Autre question, fondamentale celle-ci, sur l’évolution du solde structurel : qui a raison, du Gouvernement, pour qui le déficit structurel sera de 1,7 % du PIB en 2015, ou de la Commission européenne, pour qui il sera de 2,7 %, ou encore du Fonds monétaire international (FMI) qui l’estime à 2,1 % ?
Par ailleurs, le Gouvernement indique que la dépense publique, hors crédits d’impôt, progressera de 1 % en 2015. Or, le PIB – compte tenu de l’inflation – augmentera de 1,1 %. Comment la part de la dépense publique dans le PIB peut-elle, dès lors, passer de 56,4 % à 55,8 % ?

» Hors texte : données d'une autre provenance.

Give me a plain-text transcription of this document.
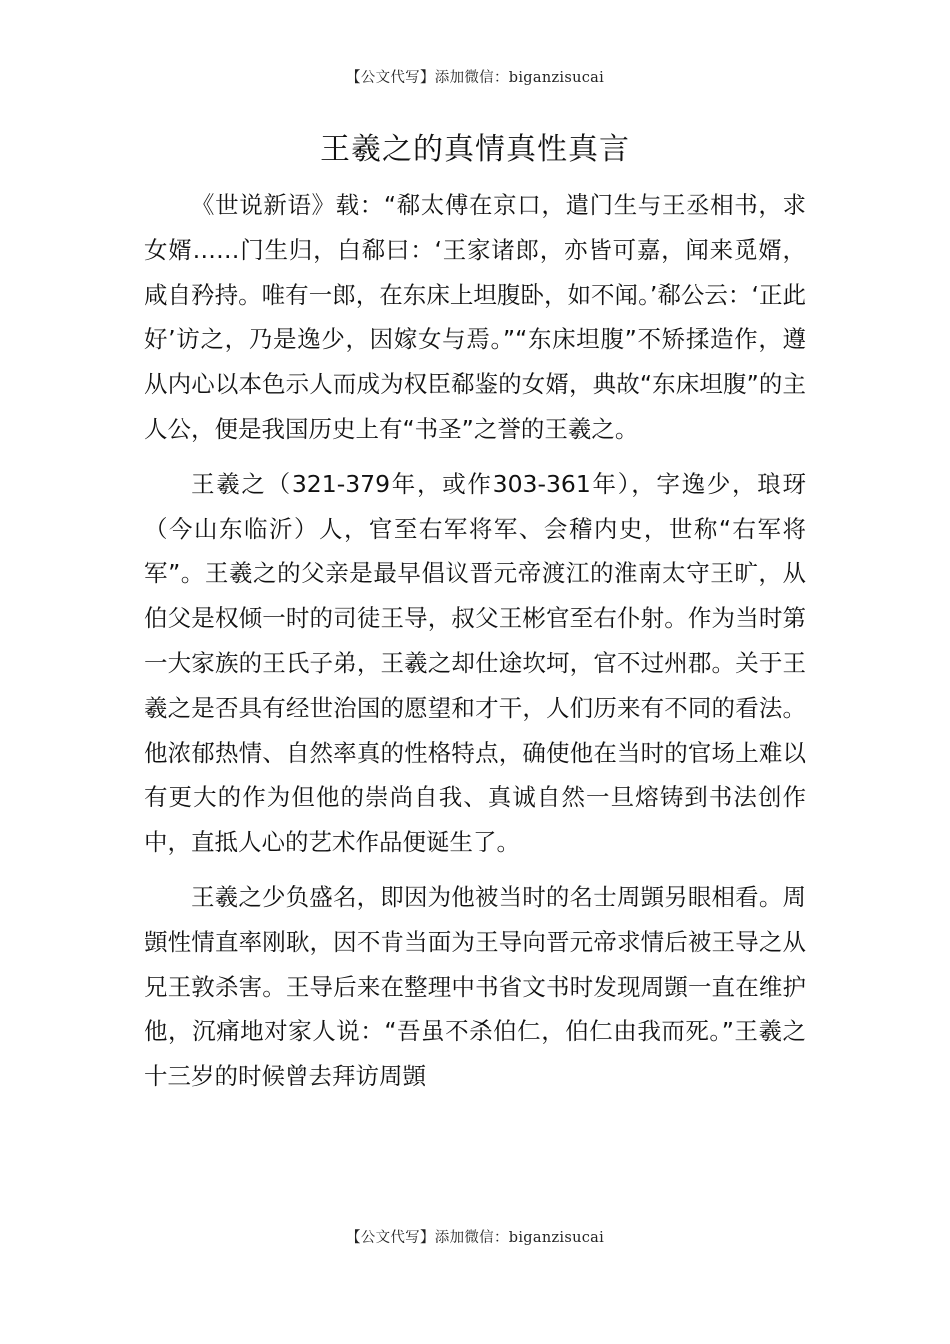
【公文代写】添加微信：biganzisucai
王羲之的真情真性真言

《世说新语》载：“郗太傅在京口，遣门生与王丞相书，求女婿……门生归，白郗曰：‘王家诸郎，亦皆可嘉，闻来觅婿，咸自矜持。唯有一郎，在东床上坦腹卧，如不闻。’郗公云：‘正此好’访之，乃是逸少，因嫁女与焉。”“东床坦腹”不矫揉造作，遵从内心以本色示人而成为权臣郗鉴的女婿，典故“东床坦腹”的主人公，便是我国历史上有“书圣”之誉的王羲之。

王羲之（321-379年，或作303-361年），字逸少，琅玡（今山东临沂）人，官至右军将军、会稽内史，世称“右军将军”。王羲之的父亲是最早倡议晋元帝渡江的淮南太守王旷，从伯父是权倾一时的司徒王导，叔父王彬官至右仆射。作为当时第一大家族的王氏子弟，王羲之却仕途坎坷，官不过州郡。关于王羲之是否具有经世治国的愿望和才干，人们历来有不同的看法。他浓郁热情、自然率真的性格特点，确使他在当时的官场上难以有更大的作为但他的崇尚自我、真诚自然一旦熔铸到书法创作中，直抵人心的艺术作品便诞生了。

王羲之少负盛名，即因为他被当时的名士周顗另眼相看。周顗性情直率刚耿，因不肯当面为王导向晋元帝求情后被王导之从兄王敦杀害。王导后来在整理中书省文书时发现周顗一直在维护他，沉痛地对家人说：“吾虽不杀伯仁，伯仁由我而死。”王羲之十三岁的时候曾去拜访周顗

【公文代写】添加微信：biganzisucai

Enfin, pourquoi ne pas avoir intégré dans ce PLFR les articles concernant la fiscalité agricole ?
Mme Eva Sas. En tant que rapporteure spéciale de la mission Remboursements et dégrèvements, je me réjouis des mesures de mise en conformité avec le droit européen prévues aux articles 13 et 16, ce dernier concernant le régime des sociétés mères et filiales, car le risque de contentieux imposait d’agir. Je regrette en revanche que le comité consultatif pour le crédit d’impôt recherche ne soit, comme son nom l’indique, qu’une instance consultative devant se prononcer en cours de contrôle fiscal : cela ne correspond ni à l’objectif de sécurisation des PME, dont bon nombre s’inquiètent de savoir si leurs dépenses de recherche sont éligibles au crédit d’impôt, ni à celui de limitation des effets d’aubaine.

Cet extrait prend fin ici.